Obviously, some work I could do and enjoy would be nice, but I'd take simply something I can do because it would be nice to earn a few bob for a few more years to ensure we have more for the coming Armageddon.  Plus, the dilemma of trying not to say too much or push an issue too far has prevented me from pursuing any ideas I've had, because there is a change has to be a very gradual thing here unless it is going to instantly change lives. You can see that in the confused suspicion some people have of vegetarians or the lack of imagination in menus or promotion of businesses. Plus, if you are a plumber or an electrician and you're reliable and good, you could probably make a fortune up here, if you were prepared to have a customer based with a 50 mile radius of your home - possibly wider. The number of people we've met since we've been here who have struggled for specific tradesmen has been disproportionate to anything else, by that proverbial country mile.

Our house is still a few years away from how we'd be totally happy with it, but it's strange living in a much bigger house. More rooms when you're as forgetful as me is, if nothing else, extra exercise. The garden, not so much because we've always had reasonably large back gardens, but even the new one is considerably bigger than our last place. It is also well established, had well-documented drainage problems, and we're still finding as much fuck-wittedness from the previous owners outside as we have inside.

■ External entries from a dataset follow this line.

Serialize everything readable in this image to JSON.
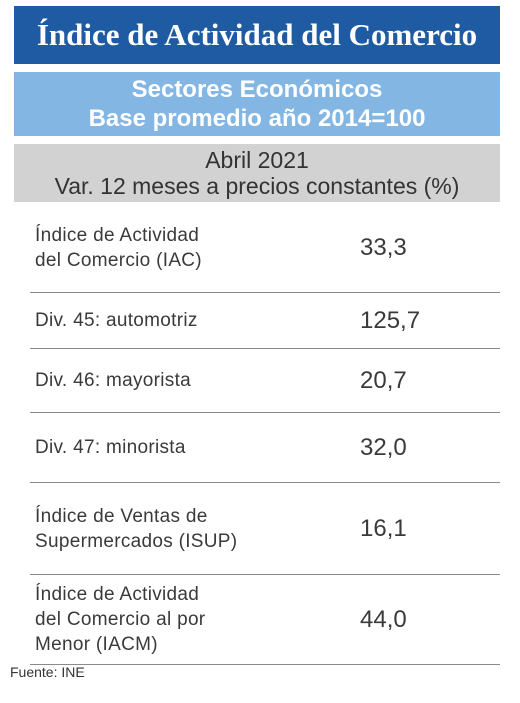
{
  "title": "Índice de Actividad del Comercio",
  "sector_header": {
    "line1": "Sectores Económicos",
    "line2": "Base promedio año 2014=100"
  },
  "period_header": {
    "line1": "Abril 2021",
    "line2": "Var. 12 meses a precios constantes (%)"
  },
  "rows": [
    {
      "label_lines": [
        "Índice de Actividad",
        "del Comercio (IAC)"
      ],
      "value": "33,3"
    },
    {
      "label_lines": [
        "Div. 45: automotriz"
      ],
      "value": "125,7"
    },
    {
      "label_lines": [
        "Div. 46: mayorista"
      ],
      "value": "20,7"
    },
    {
      "label_lines": [
        "Div. 47: minorista"
      ],
      "value": "32,0"
    },
    {
      "label_lines": [
        "Índice de Ventas de",
        "Supermercados (ISUP)"
      ],
      "value": "16,1"
    },
    {
      "label_lines": [
        "Índice de Actividad",
        "del Comercio al por",
        "Menor (IACM)"
      ],
      "value": "44,0"
    }
  ],
  "source": "Fuente: INE"
}
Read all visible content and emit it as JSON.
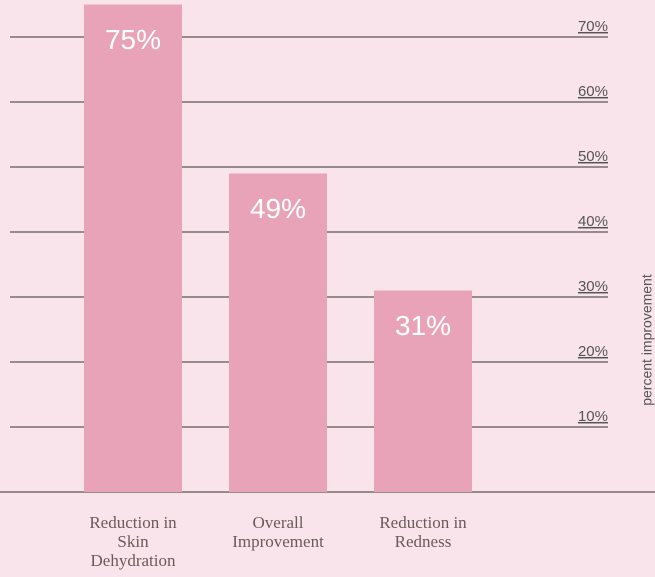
{
  "chart_data": {
    "type": "bar",
    "y_label": "percent improvement",
    "categories": [
      "Reduction in Skin Dehydration",
      "Overall Improvement",
      "Reduction in Redness"
    ],
    "values": [
      75,
      49,
      31
    ],
    "value_labels": [
      "75%",
      "49%",
      "31%"
    ],
    "color": "#e8a3b8",
    "ylim": [
      0,
      75
    ],
    "yticks": [
      {
        "value": 10,
        "label": "10%"
      },
      {
        "value": 20,
        "label": "20%"
      },
      {
        "value": 30,
        "label": "30%"
      },
      {
        "value": 40,
        "label": "40%"
      },
      {
        "value": 50,
        "label": "50%"
      },
      {
        "value": 60,
        "label": "60%"
      },
      {
        "value": 70,
        "label": "70%"
      }
    ],
    "grid": true
  }
}
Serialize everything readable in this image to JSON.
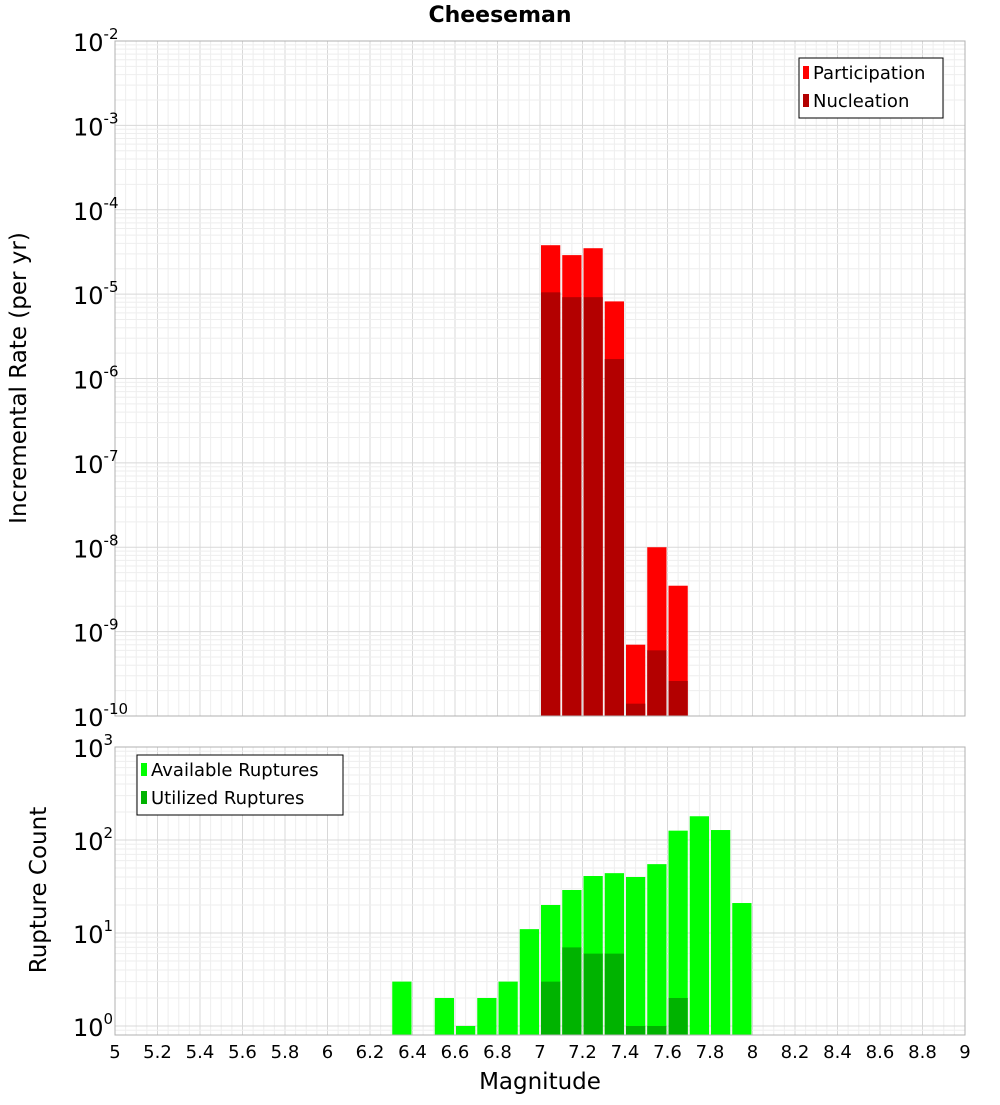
{
  "chart_data": [
    {
      "type": "bar",
      "title": "Cheeseman",
      "xlabel": "",
      "ylabel": "Incremental Rate (per yr)",
      "xlim": [
        5,
        9
      ],
      "ylim": [
        1e-10,
        0.01
      ],
      "yscale": "log",
      "grid": true,
      "legend_position": "top-right",
      "bar_width": 0.1,
      "series": [
        {
          "name": "Participation",
          "color": "#ff0000",
          "x": [
            7.05,
            7.15,
            7.25,
            7.35,
            7.45,
            7.55,
            7.65
          ],
          "values": [
            3.8e-05,
            2.9e-05,
            3.5e-05,
            8.2e-06,
            7e-10,
            1e-08,
            3.5e-09
          ]
        },
        {
          "name": "Nucleation",
          "color": "#b30000",
          "x": [
            7.05,
            7.15,
            7.25,
            7.35,
            7.45,
            7.55,
            7.65
          ],
          "values": [
            1.05e-05,
            9.2e-06,
            9.2e-06,
            1.7e-06,
            1.4e-10,
            6e-10,
            2.6e-10
          ]
        }
      ],
      "y_ticks": [
        {
          "base": "10",
          "exp": "-10",
          "value": 1e-10
        },
        {
          "base": "10",
          "exp": "-9",
          "value": 1e-09
        },
        {
          "base": "10",
          "exp": "-8",
          "value": 1e-08
        },
        {
          "base": "10",
          "exp": "-7",
          "value": 1e-07
        },
        {
          "base": "10",
          "exp": "-6",
          "value": 1e-06
        },
        {
          "base": "10",
          "exp": "-5",
          "value": 1e-05
        },
        {
          "base": "10",
          "exp": "-4",
          "value": 0.0001
        },
        {
          "base": "10",
          "exp": "-3",
          "value": 0.001
        },
        {
          "base": "10",
          "exp": "-2",
          "value": 0.01
        }
      ]
    },
    {
      "type": "bar",
      "title": "",
      "xlabel": "Magnitude",
      "ylabel": "Rupture Count",
      "xlim": [
        5,
        9
      ],
      "ylim": [
        0.8,
        1000
      ],
      "yscale": "log",
      "grid": true,
      "legend_position": "top-left",
      "bar_width": 0.1,
      "x_ticks": [
        "5",
        "5.2",
        "5.4",
        "5.6",
        "5.8",
        "6",
        "6.2",
        "6.4",
        "6.6",
        "6.8",
        "7",
        "7.2",
        "7.4",
        "7.6",
        "7.8",
        "8",
        "8.2",
        "8.4",
        "8.6",
        "8.8",
        "9"
      ],
      "series": [
        {
          "name": "Available Ruptures",
          "color": "#00ff00",
          "x": [
            6.35,
            6.55,
            6.65,
            6.75,
            6.85,
            6.95,
            7.05,
            7.15,
            7.25,
            7.35,
            7.45,
            7.55,
            7.65,
            7.75,
            7.85,
            7.95
          ],
          "values": [
            3,
            2,
            1,
            2,
            3,
            11,
            20,
            29,
            41,
            44,
            40,
            55,
            126,
            180,
            128,
            21
          ]
        },
        {
          "name": "Utilized Ruptures",
          "color": "#00b300",
          "x": [
            7.05,
            7.15,
            7.25,
            7.35,
            7.45,
            7.55,
            7.65
          ],
          "values": [
            3,
            7,
            6,
            6,
            1,
            1,
            2
          ]
        }
      ],
      "y_ticks": [
        {
          "base": "10",
          "exp": "0",
          "value": 1
        },
        {
          "base": "10",
          "exp": "1",
          "value": 10
        },
        {
          "base": "10",
          "exp": "2",
          "value": 100
        },
        {
          "base": "10",
          "exp": "3",
          "value": 1000
        }
      ]
    }
  ]
}
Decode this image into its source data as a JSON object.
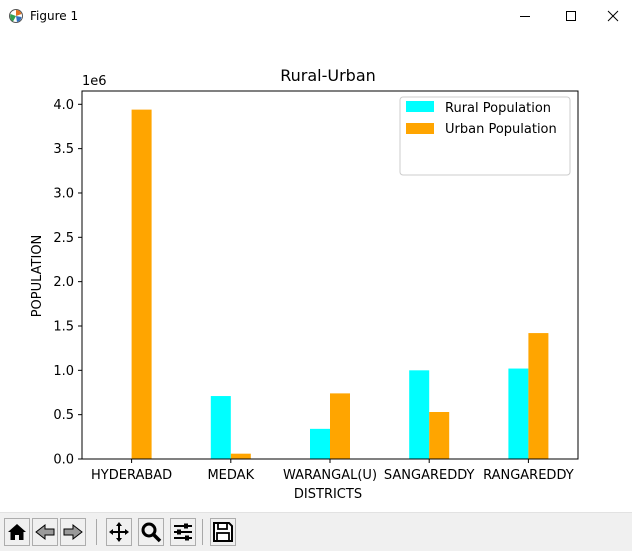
{
  "window": {
    "title": "Figure 1",
    "icons": [
      "figure-app-icon",
      "minimize-icon",
      "maximize-icon",
      "close-icon"
    ]
  },
  "toolbar": {
    "buttons": [
      "home-icon",
      "back-icon",
      "forward-icon",
      "pan-icon",
      "zoom-icon",
      "configure-subplots-icon",
      "save-icon"
    ]
  },
  "chart_data": {
    "type": "bar",
    "title": "Rural-Urban",
    "xlabel": "DISTRICTS",
    "ylabel": "POPULATION",
    "y_offset_label": "1e6",
    "categories": [
      "HYDERABAD",
      "MEDAK",
      "WARANGAL(U)",
      "SANGAREDDY",
      "RANGAREDDY"
    ],
    "series": [
      {
        "name": "Rural Population",
        "color": "#00ffff",
        "values": [
          0,
          710000,
          340000,
          1000000,
          1020000
        ]
      },
      {
        "name": "Urban Population",
        "color": "#ffa500",
        "values": [
          3940000,
          60000,
          740000,
          530000,
          1420000
        ]
      }
    ],
    "ylim": [
      0,
      4150000
    ],
    "yticks": [
      0,
      500000,
      1000000,
      1500000,
      2000000,
      2500000,
      3000000,
      3500000,
      4000000
    ],
    "ytick_labels": [
      "0.0",
      "0.5",
      "1.0",
      "1.5",
      "2.0",
      "2.5",
      "3.0",
      "3.5",
      "4.0"
    ],
    "grid": false,
    "legend": "top-right"
  }
}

We have pleasant neighbours - on both sides now - and we're on speaking terms with all three families that back onto our garden. I still think the BT exchange building, directly in front of the house is the worst thing about living here, but I can prance naked in front of an un-curtained window with no chance of anything human seeing me outside of working hours, so it has its plus points. I'm doing a regular pub quiz at my local bar and that is proving to be quite popular and the wife is volunteering for stuff while simultaneously looking for what few jobs she can even apply for.

We do a weekly pub quiz at the Bruce Hotel - the place we stayed in the weekend we first looked at this house - and Taken Up the Merrick is as successful as Squonk! was in Northampton, but wins considerably less money. In fact, we've integrated quite well and my brother-in-law's concern - "How long before you fall out with everybody?" - hasn't come to fruition. I've fallen out with a psycho from London, because she's a psycho and I occasionally wonder if I'm a bit too 'Phil' for some people at times, but I also moved here to be myself and to not feel as though life is a competition or a contest of some kind and Marmite and all that.

We've rediscovered the art of getting drunk. I believe I have regressed to a stage ill-befitting of my stature and age, but I give zero fucks. We've had new potatoes, beetroot and lettuces from the garden; alpine strawberries grow all over our garden and the old boy's knot weed no longer seems as apocalyptic as it did. Urgency has disappeared; roadworks don't irritate and there's no school runs or background noise. The truth is after 12 months there is very little I would change and very few things I would tweak.

There are many things that make me laugh and smile and that's good because I want to be as happy as I can for the rest of my life and by coming here I did something about it...

Come up and see us sometime; you can lose yourself and everyone else very easily.